We flattened ourselves in the truck bed, pressed against metal that was suddenly full of holes, daylight showing through in places it shouldn't. Glass rained down on us in glittering pieces, cutting tiny lines across my hands, my face. The truck swerved hard as Diego took a turn onto a dirt road, and I slammed into the side of the truck bed, my bad shoulder screaming.
A bullet passed so close that the heat scorched my temple and burned a line across my skin. Another inch and I'd be dead, and Rafael would be alone.
"They're following!" Rafael shouted, looking back over the edge of the truck bed.
"I noticed!" Diego took another hard turn, and I slammed into Rafael as our bodies tangled together with blood and sweat and fear mixing until we were one mass of survival instinct.
But we were pulling away as the narrow road forced Constantine's convoy into single file behind us. Diego drove like he had the devil on his tail.
We made it to the main road. The engine groaned loudly in protest, but Diego pushed it harder.
"They're coming!" Rafael shouted, still looking back, keeping watch while I bled all over the truck bed. "The eagles are still following!"
"Fuck the birds, worry about the bullets! Hold on."
He took a hard right onto a side road I hadn't even seen, barely more than a dirt track through trees, and killed the engine. We coasted behind a line of trees at a sharp bend, momentum carrying us into shadows. Everything went silent except for our breathing.
"Don't move," Diego whispered. "Don't even breathe loudly."
I held my breath and counted seconds by the throbbing in my shoulder.
Above us, through gaps in the tree cover, the eagles still circled high up.
Headlights swept across the main road, showing three vehicles, then four. Constantine's convoy flew past at full speed.
The eagles circled once more, then broke away, following Constantine's convoy.
We waited. Thirty seconds stretched like thirty years. A minute lasted a lifetime. The sound of engines faded into nothing, swallowed by distance and trees and the blessing of dumb luck.
"Clear," Diego said quietly.
He started the engine again gently this time, and we pulled back onto the road while heading in the opposite direction.

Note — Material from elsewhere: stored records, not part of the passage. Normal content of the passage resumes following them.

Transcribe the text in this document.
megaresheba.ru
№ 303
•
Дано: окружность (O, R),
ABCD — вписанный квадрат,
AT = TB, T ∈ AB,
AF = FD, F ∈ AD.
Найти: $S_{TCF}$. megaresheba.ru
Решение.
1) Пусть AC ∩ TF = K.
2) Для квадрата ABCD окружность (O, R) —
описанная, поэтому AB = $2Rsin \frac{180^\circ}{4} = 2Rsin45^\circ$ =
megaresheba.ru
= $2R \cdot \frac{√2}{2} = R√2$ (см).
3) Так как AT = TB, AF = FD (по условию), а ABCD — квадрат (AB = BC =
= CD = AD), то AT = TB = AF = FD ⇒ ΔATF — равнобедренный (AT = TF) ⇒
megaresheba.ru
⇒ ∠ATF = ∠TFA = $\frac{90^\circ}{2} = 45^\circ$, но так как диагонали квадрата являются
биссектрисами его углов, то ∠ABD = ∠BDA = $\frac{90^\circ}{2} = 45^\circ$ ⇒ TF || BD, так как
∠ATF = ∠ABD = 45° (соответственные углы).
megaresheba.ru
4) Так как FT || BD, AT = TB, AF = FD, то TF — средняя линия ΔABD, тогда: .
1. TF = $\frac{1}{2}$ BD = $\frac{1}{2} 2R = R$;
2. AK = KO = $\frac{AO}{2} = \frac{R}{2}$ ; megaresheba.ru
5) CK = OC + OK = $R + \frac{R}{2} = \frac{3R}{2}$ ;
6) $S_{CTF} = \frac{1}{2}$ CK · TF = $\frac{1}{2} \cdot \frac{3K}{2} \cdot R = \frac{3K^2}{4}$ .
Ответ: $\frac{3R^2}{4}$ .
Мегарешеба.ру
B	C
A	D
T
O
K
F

We actually fucking escaped.
Diego pulled the truck over onto the shoulder. "You two okay back there?"
Blood covered Rafael's face like war paint, but he was alive and here and breathing.
He kissed me, different from before. His hands came up to frame my face, careful of my injuries, gentle even in his desperation.
I kissed him back and tasted blood and smoke and something like a promise neither of us was ready to make out loud. My good hand fisted in his shirt and held on.
"Don't do that again," he whispered as his fingers tightened in my jacket and in my shirt. "Don't throw yourself in front of eagles for me."
"Can't promise that." The words scraped out rough, honest, more vulnerable than I'd meant them to be.
"Lorenzo—"
"You'd do the same. You know you would."
He didn't deny it because he couldn't.
"Everyone I've ever cared about has died." The confession ripped out of me before I could stop it. "My mother. Dionysus. Everyone. You can't do this. You have to stay alive. You have to."
"So do you." His voice broke on the words. "You can't keep throwing yourself between me and death. I can't lose you. I don't know what that makes me, but I can't."
I didn't have words for what that made us. Didn't have words for whatever this was between us, huge and terrifying and absolutely undeniable. So I just held him, let him hold me, and tried to remember what it was like to be something other than alone.